Few places in England have such evidence for the continuity of human settlement and of Christian worship as does Castor. In Roman times, the garrison town of Durobrivae stood nearby. In 1975, ploughing at Water Newton, just down the road, unearthed what is simply the earliest Christian silver discovered anywhere in the Roman Empire, dating from the 4th century. Some Roman bricks from the settlement are reused in the N transept of Castor church, which stands on a site associated with the convent established here by the 7th century Saxon princesses Kyneburgha and Kyneswitha, the church later becoming a Saxon minster. The church itself sits on top of a Roman palace. 

The core of what we see today is Norman, dominated by the splendid central tower (1); the dedication of the building on April 17th 1124 is commemorated in an inscription over the priest’s door in the chancel. Not as important historically, but finer as sculpture is the Saxon carving of Christ in Majesty over the entrance to the porch (2).

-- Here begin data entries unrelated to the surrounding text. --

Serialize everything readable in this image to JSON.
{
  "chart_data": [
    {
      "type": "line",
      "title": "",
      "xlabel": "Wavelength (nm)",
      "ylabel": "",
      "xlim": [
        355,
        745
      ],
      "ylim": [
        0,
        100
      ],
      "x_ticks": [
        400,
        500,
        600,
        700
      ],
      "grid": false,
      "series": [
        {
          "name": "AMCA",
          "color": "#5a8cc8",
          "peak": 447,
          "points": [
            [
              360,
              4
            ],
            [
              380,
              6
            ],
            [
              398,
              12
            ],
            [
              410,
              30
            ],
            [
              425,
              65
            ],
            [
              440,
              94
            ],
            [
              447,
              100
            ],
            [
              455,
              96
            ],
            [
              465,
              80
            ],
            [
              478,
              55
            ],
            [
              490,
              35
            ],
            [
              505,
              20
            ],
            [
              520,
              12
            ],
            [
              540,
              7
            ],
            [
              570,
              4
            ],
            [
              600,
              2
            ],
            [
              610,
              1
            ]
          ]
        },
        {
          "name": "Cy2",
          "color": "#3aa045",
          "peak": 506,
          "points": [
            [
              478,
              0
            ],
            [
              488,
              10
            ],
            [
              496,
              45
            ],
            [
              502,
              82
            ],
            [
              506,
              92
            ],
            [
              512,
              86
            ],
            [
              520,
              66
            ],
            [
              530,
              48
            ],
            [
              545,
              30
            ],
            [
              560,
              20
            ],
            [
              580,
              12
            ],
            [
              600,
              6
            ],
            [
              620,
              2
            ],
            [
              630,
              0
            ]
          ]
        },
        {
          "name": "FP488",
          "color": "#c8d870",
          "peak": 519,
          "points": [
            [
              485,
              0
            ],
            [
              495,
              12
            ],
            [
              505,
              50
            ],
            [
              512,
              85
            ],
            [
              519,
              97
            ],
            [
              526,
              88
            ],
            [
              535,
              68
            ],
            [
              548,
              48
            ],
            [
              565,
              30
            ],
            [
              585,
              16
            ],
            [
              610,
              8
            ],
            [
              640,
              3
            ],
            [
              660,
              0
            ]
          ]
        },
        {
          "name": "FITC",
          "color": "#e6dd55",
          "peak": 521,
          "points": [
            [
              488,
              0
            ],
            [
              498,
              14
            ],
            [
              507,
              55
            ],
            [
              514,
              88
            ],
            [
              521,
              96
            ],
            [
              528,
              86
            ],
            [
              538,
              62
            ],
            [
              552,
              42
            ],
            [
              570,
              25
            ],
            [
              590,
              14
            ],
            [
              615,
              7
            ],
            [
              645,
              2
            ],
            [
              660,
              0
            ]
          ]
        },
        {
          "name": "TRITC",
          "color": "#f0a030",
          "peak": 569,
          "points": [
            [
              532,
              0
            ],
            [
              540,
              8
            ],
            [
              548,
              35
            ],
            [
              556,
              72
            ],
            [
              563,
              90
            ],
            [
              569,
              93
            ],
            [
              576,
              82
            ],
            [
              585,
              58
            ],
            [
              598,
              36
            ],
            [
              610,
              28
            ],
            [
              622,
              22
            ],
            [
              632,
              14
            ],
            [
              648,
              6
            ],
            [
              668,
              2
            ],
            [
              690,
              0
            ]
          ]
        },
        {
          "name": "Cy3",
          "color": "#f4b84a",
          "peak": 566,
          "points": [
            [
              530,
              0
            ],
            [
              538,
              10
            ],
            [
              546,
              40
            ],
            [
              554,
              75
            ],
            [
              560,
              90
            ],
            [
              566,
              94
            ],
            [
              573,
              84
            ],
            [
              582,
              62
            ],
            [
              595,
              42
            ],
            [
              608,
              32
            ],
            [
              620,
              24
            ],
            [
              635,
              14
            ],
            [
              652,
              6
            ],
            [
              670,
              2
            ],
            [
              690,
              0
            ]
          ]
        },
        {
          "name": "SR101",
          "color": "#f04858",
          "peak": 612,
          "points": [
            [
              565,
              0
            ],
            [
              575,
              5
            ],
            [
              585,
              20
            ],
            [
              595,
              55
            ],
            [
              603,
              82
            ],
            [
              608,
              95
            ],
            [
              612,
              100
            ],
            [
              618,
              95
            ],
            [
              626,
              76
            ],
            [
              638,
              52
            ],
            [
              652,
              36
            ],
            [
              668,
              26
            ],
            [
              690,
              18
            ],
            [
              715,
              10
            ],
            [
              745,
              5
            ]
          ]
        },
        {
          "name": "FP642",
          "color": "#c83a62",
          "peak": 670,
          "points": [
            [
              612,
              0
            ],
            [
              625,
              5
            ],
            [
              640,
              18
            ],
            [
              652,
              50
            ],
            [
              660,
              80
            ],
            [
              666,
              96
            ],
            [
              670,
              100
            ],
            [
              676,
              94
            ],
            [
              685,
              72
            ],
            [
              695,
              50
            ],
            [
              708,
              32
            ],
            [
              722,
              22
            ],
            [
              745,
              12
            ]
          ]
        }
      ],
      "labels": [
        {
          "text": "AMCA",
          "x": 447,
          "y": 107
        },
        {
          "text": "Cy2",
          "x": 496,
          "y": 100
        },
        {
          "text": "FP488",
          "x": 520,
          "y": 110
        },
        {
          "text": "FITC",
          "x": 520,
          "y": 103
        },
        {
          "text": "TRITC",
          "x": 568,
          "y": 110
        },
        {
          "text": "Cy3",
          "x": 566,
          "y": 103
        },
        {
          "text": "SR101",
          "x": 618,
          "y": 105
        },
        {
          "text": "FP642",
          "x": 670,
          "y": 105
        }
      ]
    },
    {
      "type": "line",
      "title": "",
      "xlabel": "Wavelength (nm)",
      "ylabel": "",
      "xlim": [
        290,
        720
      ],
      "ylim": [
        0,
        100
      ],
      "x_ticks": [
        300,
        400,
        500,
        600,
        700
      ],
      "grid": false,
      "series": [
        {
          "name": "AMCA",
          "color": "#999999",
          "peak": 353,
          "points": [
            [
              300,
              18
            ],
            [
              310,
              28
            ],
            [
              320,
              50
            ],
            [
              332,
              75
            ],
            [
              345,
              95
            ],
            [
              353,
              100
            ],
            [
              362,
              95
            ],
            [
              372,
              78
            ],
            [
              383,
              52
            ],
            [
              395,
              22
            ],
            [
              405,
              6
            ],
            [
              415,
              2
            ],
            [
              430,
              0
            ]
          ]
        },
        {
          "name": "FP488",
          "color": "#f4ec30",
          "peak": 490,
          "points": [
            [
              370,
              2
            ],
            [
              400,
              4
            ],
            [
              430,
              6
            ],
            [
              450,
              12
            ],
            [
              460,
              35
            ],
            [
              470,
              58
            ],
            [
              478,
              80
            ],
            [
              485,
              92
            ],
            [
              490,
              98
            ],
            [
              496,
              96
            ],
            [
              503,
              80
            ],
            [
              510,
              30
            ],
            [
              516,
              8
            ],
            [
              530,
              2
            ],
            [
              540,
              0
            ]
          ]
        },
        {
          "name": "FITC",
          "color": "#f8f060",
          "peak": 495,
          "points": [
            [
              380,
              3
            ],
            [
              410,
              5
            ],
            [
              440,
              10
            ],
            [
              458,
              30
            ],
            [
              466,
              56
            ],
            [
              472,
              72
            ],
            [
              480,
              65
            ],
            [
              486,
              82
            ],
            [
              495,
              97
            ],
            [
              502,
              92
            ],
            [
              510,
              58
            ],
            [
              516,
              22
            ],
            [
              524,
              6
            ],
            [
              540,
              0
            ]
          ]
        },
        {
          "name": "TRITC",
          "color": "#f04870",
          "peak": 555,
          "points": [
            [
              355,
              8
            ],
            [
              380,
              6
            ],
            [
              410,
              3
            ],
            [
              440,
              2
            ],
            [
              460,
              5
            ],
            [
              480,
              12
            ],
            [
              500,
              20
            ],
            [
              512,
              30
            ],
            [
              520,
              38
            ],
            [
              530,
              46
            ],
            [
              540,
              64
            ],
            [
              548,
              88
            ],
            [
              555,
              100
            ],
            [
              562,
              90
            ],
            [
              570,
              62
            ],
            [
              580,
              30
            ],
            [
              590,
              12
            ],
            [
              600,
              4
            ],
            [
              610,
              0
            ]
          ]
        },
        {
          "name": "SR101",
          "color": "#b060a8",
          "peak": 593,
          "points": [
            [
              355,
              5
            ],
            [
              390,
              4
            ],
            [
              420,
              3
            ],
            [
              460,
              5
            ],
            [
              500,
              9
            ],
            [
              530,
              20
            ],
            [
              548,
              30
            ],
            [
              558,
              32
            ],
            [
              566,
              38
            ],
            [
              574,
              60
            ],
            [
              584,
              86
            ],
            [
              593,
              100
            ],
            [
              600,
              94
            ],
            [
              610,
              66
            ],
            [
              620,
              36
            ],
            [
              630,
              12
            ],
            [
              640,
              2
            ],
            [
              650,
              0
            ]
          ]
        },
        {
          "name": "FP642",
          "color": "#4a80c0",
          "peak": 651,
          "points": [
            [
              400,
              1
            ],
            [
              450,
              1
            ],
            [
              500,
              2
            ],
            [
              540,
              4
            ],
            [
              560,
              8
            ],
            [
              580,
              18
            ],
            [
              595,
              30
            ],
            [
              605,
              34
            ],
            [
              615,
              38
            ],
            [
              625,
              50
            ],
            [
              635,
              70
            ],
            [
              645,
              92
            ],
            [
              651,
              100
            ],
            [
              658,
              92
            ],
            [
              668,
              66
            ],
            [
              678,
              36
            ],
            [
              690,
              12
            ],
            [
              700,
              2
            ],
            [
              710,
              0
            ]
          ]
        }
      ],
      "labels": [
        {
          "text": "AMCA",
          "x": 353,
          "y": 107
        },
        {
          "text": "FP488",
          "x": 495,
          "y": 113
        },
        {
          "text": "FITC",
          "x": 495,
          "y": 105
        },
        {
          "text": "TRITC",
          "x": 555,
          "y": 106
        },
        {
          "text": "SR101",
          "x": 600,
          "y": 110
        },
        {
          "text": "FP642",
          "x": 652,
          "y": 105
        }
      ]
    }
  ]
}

Inside the spacious and uncluttered church you look up to the recoloured angels of c. 1450 in the roof and then cross over to the end of the N aisle for the altar and reconstituted shrine of Kyneburgha. Right next to them is an 8th century carving of St Mark (3), itself once possibly part of the shrine.   

   We all know about St Augustine leading his mission to England, landing in 597, which provided the springboard for its reconversion. We often hear about the Celtic church he found in parts of the country on his arrival, but it is easy to overlook the fact that Christianity came here much earlier through individual Christians who were Roman traders or soldiers.